Venid todos, celebremos a Aquél que fue crucificado por nosotros. María le vio atado en la Cruz: «Bien puedes ser puesto en Cruz y sufrir—le dijo Ella—; pero no por eso eres menos Hijo mío y Dios mío».
Como una oveja que ve a su pequeño arrastrado al matadero, así María le seguía, rota de dolor. Como las otras mujeres, Ella iba llorando: «¿Dónde vas Tú, Hijo mío? ¿Por qué esta marcha tan rápida? ¿Acaso hay en Caná alguna otra boda, para que te apresures a convertir el agua en vino? ¿Te seguiré yo, Niño mío?
¿O es mejor que te espere? Dime una palabra, Tú que eres la Palabra; no me dejes así, en silencio, oh Tú, que me has guardado pura, Hijo mío y Dios mío».

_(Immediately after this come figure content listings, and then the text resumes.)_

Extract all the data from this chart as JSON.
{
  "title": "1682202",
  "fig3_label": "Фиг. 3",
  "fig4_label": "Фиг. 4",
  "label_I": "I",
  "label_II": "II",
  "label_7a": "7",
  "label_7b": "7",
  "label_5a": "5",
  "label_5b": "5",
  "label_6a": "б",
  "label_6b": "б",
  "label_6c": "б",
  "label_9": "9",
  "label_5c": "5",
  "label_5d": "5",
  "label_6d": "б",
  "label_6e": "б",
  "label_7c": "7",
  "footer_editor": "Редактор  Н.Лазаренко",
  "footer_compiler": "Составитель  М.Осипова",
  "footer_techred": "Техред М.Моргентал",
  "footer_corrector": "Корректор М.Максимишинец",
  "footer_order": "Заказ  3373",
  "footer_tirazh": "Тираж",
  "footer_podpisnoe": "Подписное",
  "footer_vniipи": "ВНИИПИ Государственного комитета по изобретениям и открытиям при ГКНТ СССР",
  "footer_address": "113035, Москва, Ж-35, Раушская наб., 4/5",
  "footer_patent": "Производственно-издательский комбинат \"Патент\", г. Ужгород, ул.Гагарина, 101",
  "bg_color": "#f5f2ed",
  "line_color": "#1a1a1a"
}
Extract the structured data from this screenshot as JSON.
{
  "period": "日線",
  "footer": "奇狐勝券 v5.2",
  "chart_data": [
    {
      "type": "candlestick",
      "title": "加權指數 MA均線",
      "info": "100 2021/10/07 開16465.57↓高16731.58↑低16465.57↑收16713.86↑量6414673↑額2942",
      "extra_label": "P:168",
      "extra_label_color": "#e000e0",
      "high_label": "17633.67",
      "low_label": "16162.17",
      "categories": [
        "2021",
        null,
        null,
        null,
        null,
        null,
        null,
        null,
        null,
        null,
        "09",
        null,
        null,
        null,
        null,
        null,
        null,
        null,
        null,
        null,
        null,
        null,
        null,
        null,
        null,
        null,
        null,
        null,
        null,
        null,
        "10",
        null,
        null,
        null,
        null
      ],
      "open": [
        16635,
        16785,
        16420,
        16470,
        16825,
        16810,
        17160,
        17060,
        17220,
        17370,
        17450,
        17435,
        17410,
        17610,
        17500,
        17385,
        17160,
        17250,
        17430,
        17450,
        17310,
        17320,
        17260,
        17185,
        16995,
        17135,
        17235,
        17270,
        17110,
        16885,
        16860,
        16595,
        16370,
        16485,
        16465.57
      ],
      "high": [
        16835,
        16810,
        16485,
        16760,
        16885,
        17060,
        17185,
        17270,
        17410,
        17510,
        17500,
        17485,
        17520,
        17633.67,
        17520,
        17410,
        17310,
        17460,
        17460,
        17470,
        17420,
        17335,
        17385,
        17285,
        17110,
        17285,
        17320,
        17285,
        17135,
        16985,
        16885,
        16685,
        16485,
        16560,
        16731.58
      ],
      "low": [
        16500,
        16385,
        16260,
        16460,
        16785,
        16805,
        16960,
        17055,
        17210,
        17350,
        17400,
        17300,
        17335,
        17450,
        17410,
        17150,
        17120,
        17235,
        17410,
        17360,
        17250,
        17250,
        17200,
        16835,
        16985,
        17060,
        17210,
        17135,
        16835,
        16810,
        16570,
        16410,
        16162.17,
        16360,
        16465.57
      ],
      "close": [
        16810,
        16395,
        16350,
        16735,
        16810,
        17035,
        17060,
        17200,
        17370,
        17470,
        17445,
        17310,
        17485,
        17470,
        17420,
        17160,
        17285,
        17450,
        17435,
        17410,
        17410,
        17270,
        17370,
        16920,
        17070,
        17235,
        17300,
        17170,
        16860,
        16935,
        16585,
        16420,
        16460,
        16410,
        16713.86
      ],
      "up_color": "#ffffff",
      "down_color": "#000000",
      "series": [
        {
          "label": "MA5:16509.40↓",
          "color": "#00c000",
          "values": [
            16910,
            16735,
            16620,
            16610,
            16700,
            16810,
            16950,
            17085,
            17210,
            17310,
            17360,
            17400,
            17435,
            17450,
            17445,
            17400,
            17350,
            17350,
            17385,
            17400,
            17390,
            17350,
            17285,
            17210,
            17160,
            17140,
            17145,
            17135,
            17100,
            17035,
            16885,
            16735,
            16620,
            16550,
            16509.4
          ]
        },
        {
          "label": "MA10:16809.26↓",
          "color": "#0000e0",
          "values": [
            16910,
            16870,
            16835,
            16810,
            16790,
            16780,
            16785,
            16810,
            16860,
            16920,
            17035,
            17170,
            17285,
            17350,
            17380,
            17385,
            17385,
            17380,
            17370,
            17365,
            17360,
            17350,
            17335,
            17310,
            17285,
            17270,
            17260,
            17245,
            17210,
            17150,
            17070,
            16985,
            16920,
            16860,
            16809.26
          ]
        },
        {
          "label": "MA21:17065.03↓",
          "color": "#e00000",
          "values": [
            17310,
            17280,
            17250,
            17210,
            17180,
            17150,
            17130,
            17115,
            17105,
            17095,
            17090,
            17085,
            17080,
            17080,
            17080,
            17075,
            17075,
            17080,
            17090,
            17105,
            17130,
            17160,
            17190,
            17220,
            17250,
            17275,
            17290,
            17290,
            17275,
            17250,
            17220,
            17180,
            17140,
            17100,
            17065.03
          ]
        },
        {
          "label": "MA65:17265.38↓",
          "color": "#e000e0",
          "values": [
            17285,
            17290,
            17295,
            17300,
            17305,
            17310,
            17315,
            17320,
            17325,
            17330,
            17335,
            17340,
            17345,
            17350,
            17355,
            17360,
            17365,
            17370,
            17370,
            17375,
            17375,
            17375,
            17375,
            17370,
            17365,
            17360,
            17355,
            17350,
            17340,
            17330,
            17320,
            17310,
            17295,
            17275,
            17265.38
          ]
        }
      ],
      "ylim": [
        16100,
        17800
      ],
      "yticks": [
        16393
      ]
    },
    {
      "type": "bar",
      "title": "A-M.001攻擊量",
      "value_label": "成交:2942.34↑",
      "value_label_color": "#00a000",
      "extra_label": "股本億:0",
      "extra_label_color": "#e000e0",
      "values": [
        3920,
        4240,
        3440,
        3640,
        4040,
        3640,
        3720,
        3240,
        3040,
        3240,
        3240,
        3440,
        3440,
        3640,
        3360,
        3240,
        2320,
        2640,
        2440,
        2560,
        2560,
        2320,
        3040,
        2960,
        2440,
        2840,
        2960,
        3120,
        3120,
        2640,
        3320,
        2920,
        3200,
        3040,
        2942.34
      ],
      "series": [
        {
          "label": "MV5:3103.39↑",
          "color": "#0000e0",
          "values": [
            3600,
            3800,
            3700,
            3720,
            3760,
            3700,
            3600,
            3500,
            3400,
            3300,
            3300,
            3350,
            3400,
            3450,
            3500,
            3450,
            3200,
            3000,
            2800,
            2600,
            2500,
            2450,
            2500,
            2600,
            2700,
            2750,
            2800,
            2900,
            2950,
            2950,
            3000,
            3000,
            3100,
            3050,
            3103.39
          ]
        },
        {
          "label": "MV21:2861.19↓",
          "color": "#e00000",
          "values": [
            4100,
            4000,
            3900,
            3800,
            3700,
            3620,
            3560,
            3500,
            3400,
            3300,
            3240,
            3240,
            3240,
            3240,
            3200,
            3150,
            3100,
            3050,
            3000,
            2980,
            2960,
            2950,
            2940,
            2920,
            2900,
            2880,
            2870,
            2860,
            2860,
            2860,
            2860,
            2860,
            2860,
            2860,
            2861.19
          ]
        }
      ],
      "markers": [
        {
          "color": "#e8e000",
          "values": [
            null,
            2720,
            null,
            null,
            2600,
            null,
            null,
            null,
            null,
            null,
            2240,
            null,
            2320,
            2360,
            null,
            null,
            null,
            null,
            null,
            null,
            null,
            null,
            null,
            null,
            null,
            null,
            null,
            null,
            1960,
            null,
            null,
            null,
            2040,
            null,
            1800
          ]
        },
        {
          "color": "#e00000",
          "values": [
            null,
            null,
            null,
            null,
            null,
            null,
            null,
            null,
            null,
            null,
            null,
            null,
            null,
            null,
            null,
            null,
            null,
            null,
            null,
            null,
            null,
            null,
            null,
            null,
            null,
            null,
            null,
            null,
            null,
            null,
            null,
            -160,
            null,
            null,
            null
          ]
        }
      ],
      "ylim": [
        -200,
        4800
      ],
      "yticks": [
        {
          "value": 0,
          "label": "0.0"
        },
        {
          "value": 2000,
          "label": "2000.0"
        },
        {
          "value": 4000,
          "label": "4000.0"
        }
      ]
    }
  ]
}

«Yo no pensaba, Hijo de mi alma, verte un día como estás: no lo habría creído nunca, aun cuando veía a los impíos tender sus manos hacia Ti. Pero sus niños tienen aún en los labios el clamor: ¡Hosanna!, ¡seas bendito! Las palmas del camino muestran todavía el entusiasmo con que te aclamaban. ¿Por qué, cómo ha sucedido este cambio? Oh, es necesario que yo lo sepa. ¿Cómo puede suceder que claven en una Cruz a mi Hijo y a mi Dios?».
«Oh Tú, Hijo de mis entrañas: vas hacia una muerte injusta, y nadie se compadece de Ti. ¿No te decía Pedro: aunque sea necesario morir nunca te negaré? Él también te ha abandonado. Y Tomás exclamaba: muramos todos contigo. Y los otros, apóstoles y discípulos, los que deben juzgar a las doce tribus, ¿dónde están ahora? No está aquí ninguno; pero Tú, Hijo mío, mueres en soledad por todos. Abandonado. Sin embargo, eres Tú quien les ha salvado; Tú has satisfecho por todos ellos, Hijo mío y Dios mío».
Así es como María, llena de tristeza y anonadada de dolor, gemía y lloraba. Entonces su Hijo, volviéndose hacia Ella, le habló de esta manera: «Madre, ¿por qué lloras? ¿Por qué, como las otras mujeres, estás abrumada? ¿Cómo quieres que salve a Adán, si Yo no sufro, si Yo no muero? ¿Cómo serán llamados de nuevo a la Vida los que están retenidos en los infiernos, si no hago morada en el sepulcro? Por eso estoy crucificado, Tú lo sabes; por esto es por lo que Yo muero».
«¿Por qué, lloras, Madre? Di más bien, en tus lágrimas: es por amor por lo que muere mi Hijo y mi Dios».
«Procura no encontrar amargo este día en el que voy a sufrir: para esto es para lo que Yo, que soy la dulzura misma, he bajado del cielo como el maná; no sobre el Sinaí, sino a tu seno, pues en él me he recogido. Según el oráculo de David: esta montaña recogida soy Yo; lo sabe Sión, la ciudad santa. Yo, que siendo el Verbo, en ti me hice carne. En esta carne sufro y en esta carne muero. Madre, no llores más; di solamente: si Él sufre, es porque lo ha querido, Hijo mío y Dios mío».
Respondió Ella: «Tú quieres, Hijo mío, secar las lágrimas de mis ojos. Sólo mi Corazón está turbado. No puedes imponer silencio a mis pensamientos. Hijo de mis entrañas, Tú me dices: si Yo no sufro, no hay salvación para Adán... Y, sin embargo, Tú has sanado a tantos sin padecer. Para curar al leproso te fue suficiente querer sin sufrir. Tú sanaste la enfermedad del paralítico, sin el menor esfuerzo. También hiciste ver al ciego con una sola palabra, sin sentir nada por esto, oh la misma Bondad, Hijo mío y Dios mío».
El que conoce todas las cosas, aun antes de que existan, respondió a María: «Tranquilízate, Madre: después de mi salida del sepulcro, tú serás la primera en verme; Yo te enseñaré de qué abismo de tinieblas he sido librado, y cuánto ha costado. Mis amigos lo sabrán: porque Yo llevaré la prueba inscrita en mis manos. Entonces, Madre, contemplarás a Eva vuelta a la Vida, y exclamarás con júbilo: Son mis padres!, y Tú les has salvado, Hijo mío y Dios mío».